Jean Osselin Lambert, directeur par intérim de la DIE, a lui-même reconnu que le transfert des fonds vers la comptabilité centrale se faisait « selon le bon vouloir des responsables », sans obligation ni régularité. Dans plus de 75 % des cas, les dépenses étaient engagées sans autorisation formelle, ni pièce justificative, ni rapport comptable.
Une circulaire illégale et des violations multiples du droit
L’ULCC dénonce par ailleurs l’illégalité de la circulaire de juillet 2022, qui contrevient au décret de janvier 2021 publié dans Le Moniteur, fixant les droits de passeport. L’article 218 de la Constitution impose en effet que toute taxe soit établie par la loi, ce qui n’était pas le cas ici. Cette décision unilatérale du ministre de l’époque constitue, selon l’ULCC, un excès de pouvoir.
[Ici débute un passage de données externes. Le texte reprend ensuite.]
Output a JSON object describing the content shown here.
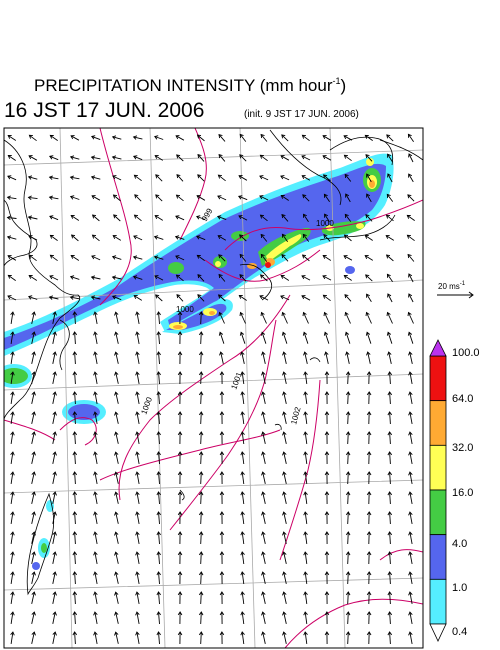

Des poursuites en vue et des recommandations
En plus des recommandations de poursuites judiciaires pour concussion à l’encontre des responsables incriminés, le rapport recommande une révision en profondeur du système de perception des frais dans les CLRDI. L’ULCC insiste sur la nécessité de réintégrer la DGI dans le circuit des recettes liées aux documents de voyage et d’instaurer un mécanisme de contrôle strict et transparent pour éviter toute répétition de ces dérives.
Toutefois, l’ULCC recommande des poursuites contre William Étienne, Marriantha Méroné, Jude Marcelin et René Jacques Laguerre, accusés de concussion pour avoir perçu illégalement plus de 72 millions de gourdes. L’ex-ministre Liszt Quitel est également visé pour excès de pouvoir.
Ces derniers temps, les failles systémiques de la gestion administrative haïtienne sont fréquentes, où l’absence de régulation et le contournement de la loi ouvrent la voie à la corruption. L’enjeu, désormais, est de savoir si la justice ira au bout de cette affaire.